What is 'reasonable' will depend on the nature of the services. E.g. more involved services (such as painting a house) will be provided with a longer time for delivery than simpler, discrete services such as cleaning carpets.
Who can a Consumer pursue for breach of a guarantee relating to goods?
In relation to goods, a Consumer can take action against the person that sold it the goods. The only exception to this is the guarantee as to the availability of parts, which only applies to manufacturers and importers of goods.
Consumers can also take action against manufacturers (in addition to, or instead of, the party that supplied the goods to the consumer) in relation to those guarantees marked with an asterisk in the above table. A party will be a "Manufacturer" if it:
- imports good into Australia, where the maker does not have a place of business in Australia;
- puts the goods together (i.e. manufactures the goods in the traditional meaning of the word);
- holds itself out as being the manufacturer; or
- puts its name on the goods.
What happens when a guarantee is breached?

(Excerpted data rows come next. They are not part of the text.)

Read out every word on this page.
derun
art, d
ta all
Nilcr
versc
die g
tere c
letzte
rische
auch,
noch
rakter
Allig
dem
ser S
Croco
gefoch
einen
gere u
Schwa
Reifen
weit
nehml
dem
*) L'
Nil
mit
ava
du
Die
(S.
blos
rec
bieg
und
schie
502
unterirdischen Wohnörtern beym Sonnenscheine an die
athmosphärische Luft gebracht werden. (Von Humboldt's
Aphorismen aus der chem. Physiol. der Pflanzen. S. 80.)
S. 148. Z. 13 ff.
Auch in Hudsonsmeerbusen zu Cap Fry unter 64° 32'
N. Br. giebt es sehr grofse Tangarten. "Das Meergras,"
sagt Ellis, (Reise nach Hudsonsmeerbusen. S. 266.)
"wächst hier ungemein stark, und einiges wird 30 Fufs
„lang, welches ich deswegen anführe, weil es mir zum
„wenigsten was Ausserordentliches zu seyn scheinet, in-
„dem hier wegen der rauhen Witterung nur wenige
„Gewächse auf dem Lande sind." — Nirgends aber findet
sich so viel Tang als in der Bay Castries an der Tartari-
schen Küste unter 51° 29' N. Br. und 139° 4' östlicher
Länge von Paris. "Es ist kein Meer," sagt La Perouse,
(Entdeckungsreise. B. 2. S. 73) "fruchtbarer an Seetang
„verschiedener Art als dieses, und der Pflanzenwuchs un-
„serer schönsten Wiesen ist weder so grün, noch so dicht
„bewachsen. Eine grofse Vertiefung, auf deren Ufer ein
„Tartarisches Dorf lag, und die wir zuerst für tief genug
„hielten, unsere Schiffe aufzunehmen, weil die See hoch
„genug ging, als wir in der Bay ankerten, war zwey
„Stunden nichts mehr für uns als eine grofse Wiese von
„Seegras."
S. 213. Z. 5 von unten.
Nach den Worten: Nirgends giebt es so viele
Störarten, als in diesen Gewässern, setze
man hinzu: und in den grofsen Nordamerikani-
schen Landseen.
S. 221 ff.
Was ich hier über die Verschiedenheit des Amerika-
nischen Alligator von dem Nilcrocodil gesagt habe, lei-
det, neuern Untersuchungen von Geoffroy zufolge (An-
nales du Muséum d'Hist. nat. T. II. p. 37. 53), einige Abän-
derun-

There are no pecuniary penalties for breach of a consumer guarantee provision. However, the extensive range of penalties available under the TPA continue to apply under the CCA, including obtaining an injunction and rights to compensation.
The ACL also clarifies when Consumers are entitled to refunds or repairs or replacements. The remedy available will depend upon whether the relevant failure was "major" or not. A failure will be major if:
in relation to goods or services:
- a reasonable consumer would not have acquired the goods/services if they knew about the nature and extent of the problem; or
- the goods/services cannot be remedied to make them fit for purpose within a "reasonable time"; or
- in relation to goods, the goods depart significantly from their description or are unsafe.
If the goods are subject to a "major failure" the Consumer can elect whether it wants a refund, replacement or repair. Where the failure is minor, the supplier can chose between these options.
Also, if a Consumer is entitled to a refund, and the purchase of the good was linked to a contract for services or goods (as applicable) (such the purchase of a modem and an internet access contract), the Consumer is also entitled to terminate the relevant contract.
Importantly, a Consumer can claim compensation for "consequential less" for breach of a consumer guarantee. That is, the Consumer can claim damages for all loss that was reasonably foreseeable and expected to flow from a breach (e.g. the cost of replacing carpet caused by using the incorrect chemicals when providing cleaning services).
Can a manufacturer, distributor or retail seller "contract out" of the guarantees?
A party cannot "contract out" of the application of the statutory guarantees.
However, where the contract is for the supply of goods that are not ordinarily acquired for personal, domestic or household use, a suppler can limit its liability to replacing or repairing the good or resupplying the services, or paying the costs of this occurring.
The content of this article is intended to provide a general guide to the subject matter. Specialist advice should be sought about your specific circumstances.